We are working in the church compound, and also in the hospital, with both international and local staff. The hospital provides inpatient, outpatient and surgical services, and is functioning at a reasonable level, but it needs to be cranked up in order to deal with the numbers of patients we’re seeing and the kinds of injuries they’re arriving with – injuries which are quite horrific and difficult to treat.

One of our patients was a man who had been shot four times in the back, and his head had been partially hacked off by a machete. The surgeon tried to sew it back on and save the patient, but sadly he died.

Another was a child from a village outside Bossangao. His parents had tied him to the house with chains because he had diabetes and was prone to running around and having fits. But they lost the key to the padlock, so when they had to flee into the bush they couldn’t take him with them. When they came back he was still alive, but he had been slashed badly across his arms when he held them up to protect himself.

(Pic: Médecins Sans Frontières)
(Pic: Médecins Sans Frontières)

This is the level of brutality and violence that is affecting people, and we are probably only seeing a part of it. Outside Bossangoa, we know there are troops and local defence groups going around and seeking people out, engaging in targeted killing or small-scale massacres. Our teams have come across sites of executions, and some have actually witnessed executions.

The villages along the road from Bossangao to Bangui are deserted. For 120km, there’s no one there – 100 000 people have disappeared and fled into the bush. We can’t reach them, and they can’t reach our services. This is a major humanitarian and medical concern.

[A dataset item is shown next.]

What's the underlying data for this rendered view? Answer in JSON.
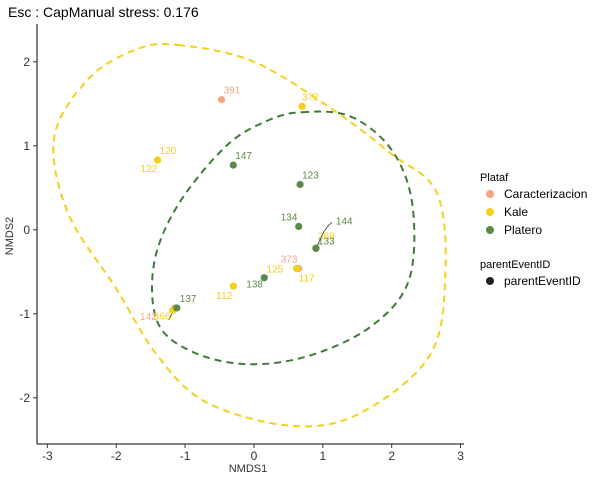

Compared to last year, when there was already a chronic humanitarian crisis in Central African Republic, the crisis has doubled, the capacity of the state has vanished completely, and the humanitarian capacity has halved.

There’s an acute need for aid organisations to deploy themselves with an international presence outside the capital, and in particular for the UN to lead the way in doing so. An international presence has a protective effect – I’m pretty sure that if MSF had not been present in Bossangoa, the level of violence and killings would have been much higher than it was.

Since the armed takeover in March, the violence hasn’t really abated. There have been violent reprisals and counter-reprisals. The violence continues, but now it is just more targeted and out of sight.